Fulton estimated that 540,000 Dth/d of the project’s 600,000 Dth/d of total capacity was under precedent agreements. He further noted the Greenbrier Pipeline project was not entirely dependent on the construction of the new generation facilities. “We have other markets in that area as well, such as LDC demand” to support the pipeline. Even without the power generation plants, he said at least 40% of the pipeline would be subscribed.

While Greenbrier “is well aware of the current uncertainty surrounding the construction and timing of the gas-fired electric generation facilities that were planned at the time of its certificate application,” it “remains optimistic and confident that its project will be needed to serve the demand” in the region, said Dominion Transmission in its response to FERC on Thursday.

The Commission had been expected to vote out a certificate for the Greenbrier project at its last regular meeting, but it unexpectedly struck the item from the agenda.
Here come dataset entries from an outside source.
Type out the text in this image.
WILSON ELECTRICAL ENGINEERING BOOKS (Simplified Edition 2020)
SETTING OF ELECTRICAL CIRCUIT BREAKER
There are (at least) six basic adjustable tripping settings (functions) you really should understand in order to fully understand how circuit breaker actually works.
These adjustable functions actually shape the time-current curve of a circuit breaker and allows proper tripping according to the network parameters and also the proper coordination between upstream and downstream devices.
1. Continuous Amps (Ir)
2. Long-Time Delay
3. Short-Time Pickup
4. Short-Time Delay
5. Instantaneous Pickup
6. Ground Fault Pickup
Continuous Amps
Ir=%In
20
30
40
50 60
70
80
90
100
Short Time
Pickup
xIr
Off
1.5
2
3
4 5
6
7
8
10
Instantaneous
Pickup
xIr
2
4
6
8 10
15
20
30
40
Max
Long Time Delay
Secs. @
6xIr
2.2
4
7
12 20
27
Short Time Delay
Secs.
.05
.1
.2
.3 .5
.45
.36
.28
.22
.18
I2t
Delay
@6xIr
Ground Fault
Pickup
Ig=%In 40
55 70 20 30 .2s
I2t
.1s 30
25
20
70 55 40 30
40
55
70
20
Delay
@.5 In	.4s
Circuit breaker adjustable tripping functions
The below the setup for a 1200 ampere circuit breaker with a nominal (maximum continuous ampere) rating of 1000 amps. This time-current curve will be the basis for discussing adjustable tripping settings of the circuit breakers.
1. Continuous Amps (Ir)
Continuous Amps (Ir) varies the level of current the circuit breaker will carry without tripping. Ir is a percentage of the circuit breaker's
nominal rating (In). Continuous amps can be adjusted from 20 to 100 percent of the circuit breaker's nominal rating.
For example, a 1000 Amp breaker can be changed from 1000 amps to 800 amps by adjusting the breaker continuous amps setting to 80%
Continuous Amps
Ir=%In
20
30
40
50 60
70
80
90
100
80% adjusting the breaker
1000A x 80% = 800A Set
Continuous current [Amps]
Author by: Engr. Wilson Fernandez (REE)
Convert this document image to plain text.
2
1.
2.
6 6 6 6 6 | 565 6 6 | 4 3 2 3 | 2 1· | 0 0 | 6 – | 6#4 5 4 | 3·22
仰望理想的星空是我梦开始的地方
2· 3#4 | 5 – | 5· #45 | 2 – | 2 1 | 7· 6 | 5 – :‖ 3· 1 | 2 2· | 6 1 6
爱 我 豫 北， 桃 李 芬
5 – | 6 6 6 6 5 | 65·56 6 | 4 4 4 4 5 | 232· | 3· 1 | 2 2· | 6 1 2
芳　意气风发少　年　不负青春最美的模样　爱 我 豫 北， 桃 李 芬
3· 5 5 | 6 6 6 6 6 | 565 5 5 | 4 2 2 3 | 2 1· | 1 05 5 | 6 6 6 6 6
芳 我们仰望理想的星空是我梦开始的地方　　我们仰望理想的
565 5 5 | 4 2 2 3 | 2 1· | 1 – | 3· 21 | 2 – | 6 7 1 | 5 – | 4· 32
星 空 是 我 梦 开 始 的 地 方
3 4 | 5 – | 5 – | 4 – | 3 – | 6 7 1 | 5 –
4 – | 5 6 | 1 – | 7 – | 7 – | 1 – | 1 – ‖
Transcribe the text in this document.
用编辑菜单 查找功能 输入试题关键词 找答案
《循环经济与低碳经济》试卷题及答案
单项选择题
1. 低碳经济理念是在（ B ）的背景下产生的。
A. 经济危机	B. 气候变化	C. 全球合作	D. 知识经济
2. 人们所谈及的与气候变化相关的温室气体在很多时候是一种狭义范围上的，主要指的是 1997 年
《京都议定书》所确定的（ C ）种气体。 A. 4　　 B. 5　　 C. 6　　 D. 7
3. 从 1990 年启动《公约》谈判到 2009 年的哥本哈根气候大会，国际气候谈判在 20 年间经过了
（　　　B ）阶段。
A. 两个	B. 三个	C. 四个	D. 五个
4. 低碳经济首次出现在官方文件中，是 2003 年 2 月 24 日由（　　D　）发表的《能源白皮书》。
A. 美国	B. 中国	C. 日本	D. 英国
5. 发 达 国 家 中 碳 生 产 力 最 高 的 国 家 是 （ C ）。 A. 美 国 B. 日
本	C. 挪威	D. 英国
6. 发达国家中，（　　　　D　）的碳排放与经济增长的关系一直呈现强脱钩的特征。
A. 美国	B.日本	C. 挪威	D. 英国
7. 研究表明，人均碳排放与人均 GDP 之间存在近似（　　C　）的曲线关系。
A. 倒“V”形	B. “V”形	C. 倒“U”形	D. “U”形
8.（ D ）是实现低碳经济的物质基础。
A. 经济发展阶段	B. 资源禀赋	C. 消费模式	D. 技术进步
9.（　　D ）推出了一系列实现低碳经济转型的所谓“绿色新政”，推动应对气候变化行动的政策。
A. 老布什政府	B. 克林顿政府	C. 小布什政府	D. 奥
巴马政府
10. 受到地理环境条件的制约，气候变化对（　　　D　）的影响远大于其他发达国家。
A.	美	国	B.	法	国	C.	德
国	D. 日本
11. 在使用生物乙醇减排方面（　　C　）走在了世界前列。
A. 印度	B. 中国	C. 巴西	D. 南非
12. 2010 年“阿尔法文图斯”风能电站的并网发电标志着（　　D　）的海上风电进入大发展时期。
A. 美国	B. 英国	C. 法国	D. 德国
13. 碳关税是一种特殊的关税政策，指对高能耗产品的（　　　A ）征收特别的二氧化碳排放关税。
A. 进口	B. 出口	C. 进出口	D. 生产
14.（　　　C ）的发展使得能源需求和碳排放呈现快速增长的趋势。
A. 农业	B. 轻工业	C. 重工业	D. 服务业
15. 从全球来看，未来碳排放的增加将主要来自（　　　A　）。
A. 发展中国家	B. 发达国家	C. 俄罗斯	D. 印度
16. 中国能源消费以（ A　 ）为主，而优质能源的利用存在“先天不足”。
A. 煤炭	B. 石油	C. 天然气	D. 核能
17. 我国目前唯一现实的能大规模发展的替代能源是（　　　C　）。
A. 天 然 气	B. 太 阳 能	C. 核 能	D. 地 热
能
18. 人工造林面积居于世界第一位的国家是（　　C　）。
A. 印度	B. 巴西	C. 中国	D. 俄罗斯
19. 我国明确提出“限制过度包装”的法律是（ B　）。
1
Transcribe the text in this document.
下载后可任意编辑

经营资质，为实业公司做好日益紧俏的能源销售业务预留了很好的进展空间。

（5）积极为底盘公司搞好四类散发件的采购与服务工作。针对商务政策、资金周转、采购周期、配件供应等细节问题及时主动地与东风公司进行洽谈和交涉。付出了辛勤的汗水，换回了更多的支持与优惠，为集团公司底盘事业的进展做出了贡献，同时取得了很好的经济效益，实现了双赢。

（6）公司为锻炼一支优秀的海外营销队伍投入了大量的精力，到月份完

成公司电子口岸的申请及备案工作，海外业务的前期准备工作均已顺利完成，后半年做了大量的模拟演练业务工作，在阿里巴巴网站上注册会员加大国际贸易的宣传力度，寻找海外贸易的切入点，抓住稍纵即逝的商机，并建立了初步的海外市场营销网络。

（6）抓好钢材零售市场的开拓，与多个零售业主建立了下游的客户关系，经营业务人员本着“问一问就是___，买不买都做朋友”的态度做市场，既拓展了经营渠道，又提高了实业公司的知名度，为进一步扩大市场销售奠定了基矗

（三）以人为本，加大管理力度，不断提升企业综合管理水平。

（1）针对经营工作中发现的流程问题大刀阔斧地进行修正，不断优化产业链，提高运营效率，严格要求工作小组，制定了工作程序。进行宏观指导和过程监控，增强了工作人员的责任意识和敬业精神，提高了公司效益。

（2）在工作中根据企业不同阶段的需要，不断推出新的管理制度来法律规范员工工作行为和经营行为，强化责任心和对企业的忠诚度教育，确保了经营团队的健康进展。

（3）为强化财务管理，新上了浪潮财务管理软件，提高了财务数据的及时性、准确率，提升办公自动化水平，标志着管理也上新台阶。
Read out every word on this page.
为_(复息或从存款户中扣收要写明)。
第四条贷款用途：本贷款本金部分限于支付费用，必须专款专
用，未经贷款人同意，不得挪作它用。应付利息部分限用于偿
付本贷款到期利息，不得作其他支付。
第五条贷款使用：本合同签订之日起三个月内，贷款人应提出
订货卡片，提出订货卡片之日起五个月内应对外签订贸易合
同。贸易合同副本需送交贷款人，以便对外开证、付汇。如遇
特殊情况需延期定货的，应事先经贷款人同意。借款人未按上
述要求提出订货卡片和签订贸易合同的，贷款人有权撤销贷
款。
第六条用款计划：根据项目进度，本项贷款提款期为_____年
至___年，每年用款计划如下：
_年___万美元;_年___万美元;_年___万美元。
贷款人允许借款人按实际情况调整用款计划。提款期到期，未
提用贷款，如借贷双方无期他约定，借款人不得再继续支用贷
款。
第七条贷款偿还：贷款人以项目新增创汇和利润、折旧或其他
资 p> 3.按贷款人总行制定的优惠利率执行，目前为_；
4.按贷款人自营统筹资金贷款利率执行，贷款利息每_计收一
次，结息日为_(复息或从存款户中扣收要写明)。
The agency had awarded final environmental clearance to Greenbrier in early March.

The planned 276-mile pipeline would deliver gas to at least three gas-fired power generation plants, two LDCs and one gas marketer in the Mid-Atlantic and Southeast regions. Assuming FERC awards a certificate, a portion of the line is expected to be operational in June 2005, with the remainder scheduled for in-service in the fourth quarter of that year.

The proposed pipeline would originate in Kanawha County, WV, with interconnections to Dominion Transmission and Tennessee Pipeline, and extend through southwestern Virginia into Granville County, NC. Dominion Transmission has a 67% ownership stake in the project, while Piedmont Natural Gas has a 33% interest. Piedmont serves 700,000 LDC customers in North Carolina.

Gas supplies delivered from Dominion Transmission and Tennessee into Greenbrier near Charleston, WV, would come from the Appalachian, Canadian, Gulf Coast and Mid-Continent regions or storage facilities operated by Dominion.